We may discover this in the course of ordinary daily work. In a demanding situation we may quietly affirm the fact of unity and suddenly see a breakthrough or insight follow as a result. Or we may come to recognize how our relationship with others has altered; how much more aware we are now of what we have in common than what once seemed to have set us apart.

Or we may experience moments of enlightenment or revelation which defy description. These may be more difficult for us to understand. They may happen instantaneously, and then become less vivid, and fade away. But their impact is such that they are never forgotten, and everything thereafter looks different. In referring to these transcendent moments, some speak of having lost a sense of the individual self altogether, or of having come to see, with undeniable certainty, that who we are is Spirit, beyond form. From such a vantage point, however it is described, separateness is seen to be a creation of mind. All really is One. Such is the testimony, in any case, of what has been “seen.”

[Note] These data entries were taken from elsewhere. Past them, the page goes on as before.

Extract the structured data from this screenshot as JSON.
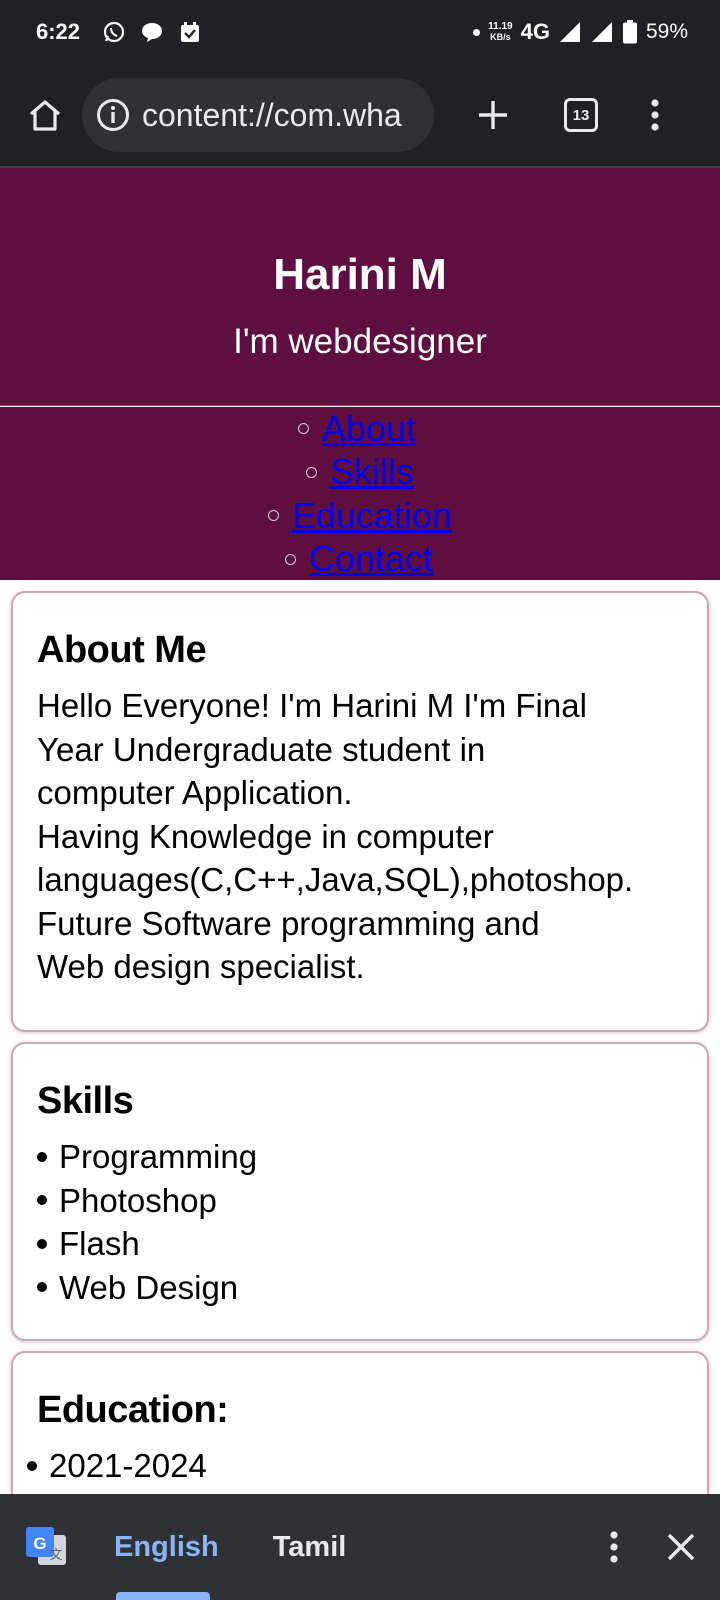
{
  "status_bar": {
    "time": "6:22",
    "net_speed_value": "11.19",
    "net_speed_unit": "KB/s",
    "network_type": "4G",
    "battery": "59%"
  },
  "browser": {
    "url": "content://com.wha",
    "tab_count": "13"
  },
  "header": {
    "name": "Harini M",
    "tagline": "I'm webdesigner"
  },
  "nav": {
    "items": [
      {
        "label": "About"
      },
      {
        "label": "Skills"
      },
      {
        "label": "Education"
      },
      {
        "label": "Contact"
      }
    ]
  },
  "about": {
    "title": "About Me",
    "lines": [
      "Hello Everyone! I'm Harini M I'm Final",
      "Year Undergraduate student in",
      "computer Application.",
      "Having Knowledge in computer",
      "languages(C,C++,Java,SQL),photoshop.",
      "Future Software programming and",
      "Web design specialist."
    ]
  },
  "skills": {
    "title": "Skills",
    "items": [
      "Programming",
      "Photoshop",
      "Flash",
      "Web Design"
    ]
  },
  "education": {
    "title": "Education:",
    "items": [
      "2021-2024"
    ]
  },
  "translate": {
    "lang_active": "English",
    "lang_other": "Tamil"
  },
  "colors": {
    "header_bg": "#5f0f3f",
    "link": "#0000ee",
    "translate_active": "#8ab4f8"
  }
}
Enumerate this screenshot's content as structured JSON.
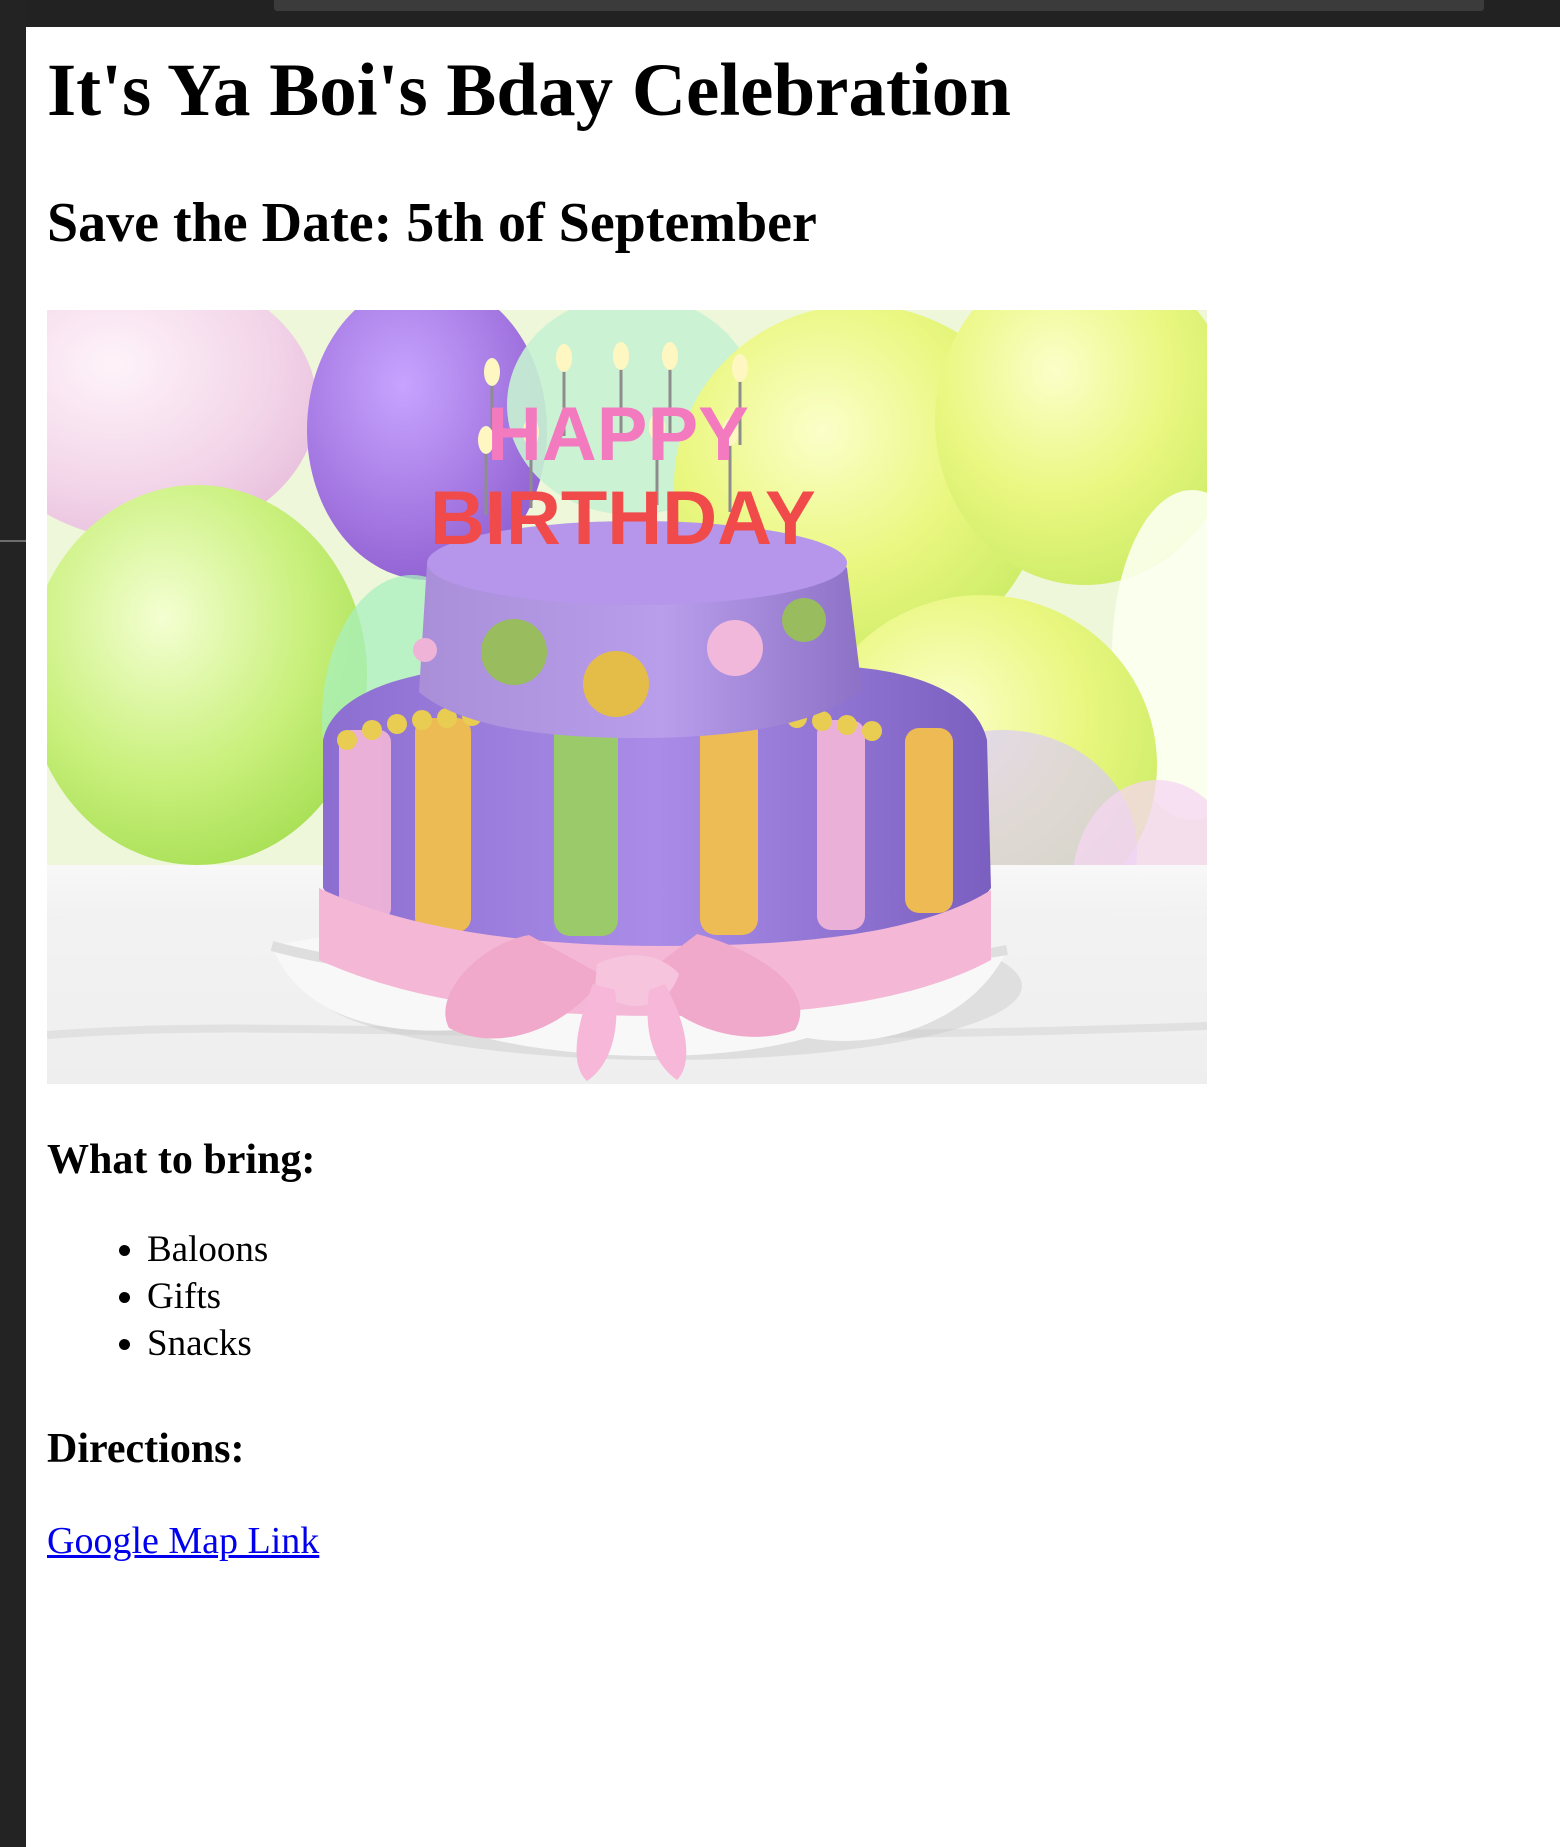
{
  "page": {
    "title": "It's Ya Boi's Bday Celebration",
    "subtitle": "Save the Date: 5th of September",
    "sections": {
      "bring": {
        "title": "What to bring:",
        "items": [
          {
            "label": "Baloons"
          },
          {
            "label": "Gifts"
          },
          {
            "label": "Snacks"
          }
        ]
      },
      "directions": {
        "title": "Directions:",
        "link_label": "Google Map Link"
      }
    },
    "image": {
      "cake_text_top": "HAPPY",
      "cake_text_bottom": "BIRTHDAY"
    },
    "colors": {
      "link": "#0000ee",
      "page_background": "#ffffff",
      "editor_background": "#1e1e1e"
    }
  }
}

It is out of these transformative experiences that we find ourselves able to accept a number of seeming paradoxes. We are in the world but not of the world. We are a part of what is formless but we are in form. We exist beyond the polarities of positive and negative, dark and light, good and evil, pleasure and pain, yin and yang; but we function under their cloak as well. Even our perspective on separateness has changed. For while it may indeed be a “delusion of consciousness,” even this delusion seems part of a greater order. It seems to be in the way of things that we develop our initial identification with a separate self and go on to get lost in it. It seems also to be in the way of things that we ultimately come to appreciate this predicament and go on to resolve it. We do so, however, not by returning to an innocence which existed before we felt ourselves to be separate. Rather we grow toward integration, a balance in which we can work within our separateness while resting in the greater unity which lies beyond it.

Separateness is there . . . to be awakened out of. Service is a perfect vehicle for this awakening.

We look at our present condition now with great compassion for ourselves and for the work we have taken on. We see the beauty of our humanity in the light of our divinity. From this vision comes a fullness of heart and a profound willingness and eagerness to come to one another’s support.